図説『ブロッキング高気圧と異常天候』にあるように、偏西風の位置と蛇行の程度は先の天候を予測する上で重要なものである。そこで、北半球の高層天気図の6日先までの予測情報を提供する一つ"ヨーロッパ中期予報センターのホームページ(http://www.ecmwf.int/ 下図)"を紹介する。
温帯地域の上空では、西から東に向かう大気の流れが年間を通して卓越している。この流れが偏西風である。偏西風は高さとともに風速を増し、概ね1万メートルの高さで最強風域となる。この最強風域がジェット気流である。ジェット気流を含め、偏西風の最も大きな特徴は蛇行することである。偏西風は大きな山脈などの影響を受けるため、いろいろな波長の波からなる複雑な波形になっている。偏西風の長波は前線を伴う低気圧(温帯低気圧)と密接な関係があるので、予報官は長波の動向を高層天気図で絶えず監視している。また、偏西風の長波が地球の南北方向の熱交換に大きな役割をもつ。おおまかには、北半球では長波の谷が北の冷たい空気を南に運び、長波の峰が南の暖かい空気を北に運ぶことで、地球全体の熱収支がバランスする。
この偏西風の流れを表すものが、高層天気図である。高さが5,000メートル程度の北半球の高層天気図(500hPa天気図)で見られる大気の流れは明瞭な波形を示す。ここで500hPaは5,000mの高さ、等高線は等圧線と単純に読み替えることもできる。約1万メートルの高さにあるジェット気流に対応する等高線を高層天気図で特定する際に、注意する点がある。それは大別して北側の寒帯前線ジェット気流と南側に亜熱帯ジェット気流があることだ。両気流は高層天気図では概して次のように対応する。すなわち、寒帯前線ジェット気流は5400m(540hPa)の等高線、亜熱帯ジェット気流は5700m(570hPa)の等高線である。
さて、上のホームページでは、どのように先の予測をみるかを紹介する。
まず、表紙画面の「Forecast chart for:」で予測する先の日(3〜6日)を選択する。次に、その下のウインドウで「Northern Hemisphere- 500 hPa Geopotential」を選択した後に、「go」ボタンを押す。

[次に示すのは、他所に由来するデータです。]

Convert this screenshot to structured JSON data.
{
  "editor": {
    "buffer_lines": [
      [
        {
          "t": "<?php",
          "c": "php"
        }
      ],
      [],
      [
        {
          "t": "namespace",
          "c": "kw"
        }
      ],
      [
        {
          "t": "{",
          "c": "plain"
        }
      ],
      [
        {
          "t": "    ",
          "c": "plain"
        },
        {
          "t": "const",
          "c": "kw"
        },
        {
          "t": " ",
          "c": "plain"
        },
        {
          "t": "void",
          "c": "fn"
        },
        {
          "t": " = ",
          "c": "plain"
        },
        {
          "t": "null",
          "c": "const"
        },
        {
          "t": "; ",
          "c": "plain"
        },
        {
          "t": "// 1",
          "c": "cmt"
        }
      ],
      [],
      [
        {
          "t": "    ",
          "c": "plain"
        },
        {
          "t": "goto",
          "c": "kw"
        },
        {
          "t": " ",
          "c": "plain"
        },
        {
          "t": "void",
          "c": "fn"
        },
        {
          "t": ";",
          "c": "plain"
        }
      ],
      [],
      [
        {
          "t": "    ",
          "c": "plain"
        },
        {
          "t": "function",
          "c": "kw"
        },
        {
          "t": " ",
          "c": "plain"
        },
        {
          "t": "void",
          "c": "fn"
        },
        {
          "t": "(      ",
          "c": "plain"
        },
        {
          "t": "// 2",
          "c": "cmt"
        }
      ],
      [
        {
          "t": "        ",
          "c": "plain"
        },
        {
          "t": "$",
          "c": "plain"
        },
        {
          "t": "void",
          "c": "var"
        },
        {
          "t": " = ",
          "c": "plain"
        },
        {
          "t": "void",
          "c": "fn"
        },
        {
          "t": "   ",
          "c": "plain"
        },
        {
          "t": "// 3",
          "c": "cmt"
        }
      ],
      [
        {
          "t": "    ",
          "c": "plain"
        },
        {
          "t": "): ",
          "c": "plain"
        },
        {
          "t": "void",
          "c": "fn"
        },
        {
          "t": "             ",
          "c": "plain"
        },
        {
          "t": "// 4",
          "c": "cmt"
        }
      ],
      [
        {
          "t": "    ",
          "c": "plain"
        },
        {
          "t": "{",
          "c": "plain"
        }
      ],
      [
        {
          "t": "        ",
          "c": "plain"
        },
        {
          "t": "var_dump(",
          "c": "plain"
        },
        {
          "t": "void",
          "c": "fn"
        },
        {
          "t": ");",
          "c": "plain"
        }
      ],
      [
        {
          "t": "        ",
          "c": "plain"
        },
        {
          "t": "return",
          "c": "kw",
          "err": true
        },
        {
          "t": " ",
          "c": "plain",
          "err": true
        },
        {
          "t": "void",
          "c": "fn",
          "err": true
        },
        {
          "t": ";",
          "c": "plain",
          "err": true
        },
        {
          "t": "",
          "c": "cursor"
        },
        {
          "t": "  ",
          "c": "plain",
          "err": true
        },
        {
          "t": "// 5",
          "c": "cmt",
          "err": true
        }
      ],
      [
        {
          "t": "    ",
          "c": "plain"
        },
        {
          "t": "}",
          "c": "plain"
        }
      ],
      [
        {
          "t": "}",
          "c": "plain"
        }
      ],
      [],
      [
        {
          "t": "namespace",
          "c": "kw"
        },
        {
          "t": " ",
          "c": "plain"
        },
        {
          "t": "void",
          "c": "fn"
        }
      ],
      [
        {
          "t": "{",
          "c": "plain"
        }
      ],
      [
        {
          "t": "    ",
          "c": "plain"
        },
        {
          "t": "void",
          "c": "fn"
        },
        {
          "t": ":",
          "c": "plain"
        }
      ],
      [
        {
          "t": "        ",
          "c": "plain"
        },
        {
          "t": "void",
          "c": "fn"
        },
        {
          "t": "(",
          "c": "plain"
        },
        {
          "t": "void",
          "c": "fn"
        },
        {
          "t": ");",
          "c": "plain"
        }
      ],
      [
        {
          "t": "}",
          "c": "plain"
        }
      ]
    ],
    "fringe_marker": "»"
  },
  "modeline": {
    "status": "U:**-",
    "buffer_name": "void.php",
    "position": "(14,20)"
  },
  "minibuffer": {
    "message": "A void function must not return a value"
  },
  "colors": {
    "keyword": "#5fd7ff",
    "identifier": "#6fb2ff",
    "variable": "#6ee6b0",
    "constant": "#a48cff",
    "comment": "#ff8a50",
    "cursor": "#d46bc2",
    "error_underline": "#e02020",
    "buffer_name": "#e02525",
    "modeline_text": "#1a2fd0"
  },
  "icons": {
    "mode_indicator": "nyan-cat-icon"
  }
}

そうすると、選択された日の予測図が次のように表示される。
冷害気象を監視する上で、主要な気象現象は時間的・空間的な規模からみて低気圧とブロッキング高気圧の動きである。気象庁は毎週金曜日に1か月予報を発表する。その解説には、「予想される天候に関する循環場の特徴(アンサンブル平均天気図)」の項目があり、その最初に"500hPa高度・偏差"がある。これは東アジアを対象として月平均で示したものである。その解説の中に、"偏西風の流れは東西流"とか"偏西風の流れは南北流"が卓越するなどの表現がある。また、週別についても記述されているので、それらを参考にして、上の日々更新される北半球の偏西風の予測情報を参考に先の天候を予想することもできる。